- Last Modified:Monday, November 16, 2009 - 14:21
What began as a six month internship in Honduras turned into a full-time career and more than two years away from home for Claudia Menendez, BA '04, a Latin American Studies graduate whose passion is community development.
Menendez is a project coordinator with Falls Brook Centre, a non-profit community-based education centre based in Knowlesville, New Brunswick. The organization's international work in facilitating food security and creating sources income for local women initially took Menendez to Honduras, one of the poorest countries in Latin America.
"People have the knowledge and potential to make a difference in their own lives," says Menendez. "I'm there as a facilitator, to remind them of that and to bridge the information gap."
Her education-based project focuses on helping women to develop carbon-neutral technologies to enhance their quality of life. Menendez and her team teach women to build composting systems and kitchen gardens to create soil and grow their own fruits and vegetables as well as building cisterns for collection and clean storage of rainwater for household use.

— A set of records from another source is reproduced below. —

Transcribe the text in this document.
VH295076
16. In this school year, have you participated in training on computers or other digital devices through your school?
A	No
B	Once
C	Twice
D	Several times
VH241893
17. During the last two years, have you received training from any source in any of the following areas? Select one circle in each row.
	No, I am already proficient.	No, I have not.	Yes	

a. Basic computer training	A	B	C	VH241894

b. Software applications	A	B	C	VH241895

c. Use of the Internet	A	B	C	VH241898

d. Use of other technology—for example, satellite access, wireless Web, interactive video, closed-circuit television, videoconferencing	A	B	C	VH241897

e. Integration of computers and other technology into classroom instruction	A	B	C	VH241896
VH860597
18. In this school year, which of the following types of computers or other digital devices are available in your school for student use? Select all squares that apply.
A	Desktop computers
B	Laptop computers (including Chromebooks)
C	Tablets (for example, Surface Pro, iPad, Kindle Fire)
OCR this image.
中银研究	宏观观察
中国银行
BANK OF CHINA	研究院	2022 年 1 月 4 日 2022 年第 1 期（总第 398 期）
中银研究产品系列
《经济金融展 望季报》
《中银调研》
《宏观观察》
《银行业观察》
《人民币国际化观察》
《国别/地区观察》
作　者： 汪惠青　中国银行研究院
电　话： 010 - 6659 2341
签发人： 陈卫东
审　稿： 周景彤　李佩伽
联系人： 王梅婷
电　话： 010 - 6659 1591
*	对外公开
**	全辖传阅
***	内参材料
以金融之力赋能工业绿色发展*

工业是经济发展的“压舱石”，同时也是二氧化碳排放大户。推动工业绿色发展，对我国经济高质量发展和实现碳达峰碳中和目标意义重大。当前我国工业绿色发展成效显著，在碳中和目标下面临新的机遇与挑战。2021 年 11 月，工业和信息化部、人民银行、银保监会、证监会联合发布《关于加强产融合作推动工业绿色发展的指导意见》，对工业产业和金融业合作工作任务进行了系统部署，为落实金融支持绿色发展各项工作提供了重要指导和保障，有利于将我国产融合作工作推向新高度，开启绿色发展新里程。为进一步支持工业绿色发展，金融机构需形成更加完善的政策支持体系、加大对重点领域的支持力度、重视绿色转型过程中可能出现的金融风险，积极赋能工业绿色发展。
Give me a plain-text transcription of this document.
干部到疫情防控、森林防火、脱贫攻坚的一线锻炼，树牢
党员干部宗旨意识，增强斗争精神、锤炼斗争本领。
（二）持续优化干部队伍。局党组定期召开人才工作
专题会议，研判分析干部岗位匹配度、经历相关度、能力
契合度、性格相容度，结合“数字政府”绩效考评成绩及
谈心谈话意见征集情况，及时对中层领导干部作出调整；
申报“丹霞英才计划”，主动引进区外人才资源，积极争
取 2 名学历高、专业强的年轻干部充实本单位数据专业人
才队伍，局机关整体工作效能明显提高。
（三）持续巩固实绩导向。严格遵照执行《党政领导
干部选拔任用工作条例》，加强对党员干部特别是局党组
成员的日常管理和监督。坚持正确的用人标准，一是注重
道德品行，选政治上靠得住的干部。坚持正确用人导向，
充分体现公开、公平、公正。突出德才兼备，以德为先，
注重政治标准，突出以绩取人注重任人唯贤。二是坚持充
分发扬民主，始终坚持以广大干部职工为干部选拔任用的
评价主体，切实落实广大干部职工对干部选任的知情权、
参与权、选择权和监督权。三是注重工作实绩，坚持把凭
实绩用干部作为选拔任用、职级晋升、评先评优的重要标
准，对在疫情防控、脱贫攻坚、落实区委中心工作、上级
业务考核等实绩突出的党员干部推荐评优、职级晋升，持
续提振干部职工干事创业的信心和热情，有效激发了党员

"The kitchen gardens are providing food and health for families," says Menendez. "On a deeper level the gardens are contributing to a healthy environment and even deeper than that, women begin to realize it is a lucrative economic activity. Once they realize food production contributes to their income they feel good about themselves and realize they can share their knowledge with other women and contribute to a sense of well-being in the community."
Menendez's work is not over. After a short break at home in Canada, she heads south again to continue making an impact in rural Honduras communities.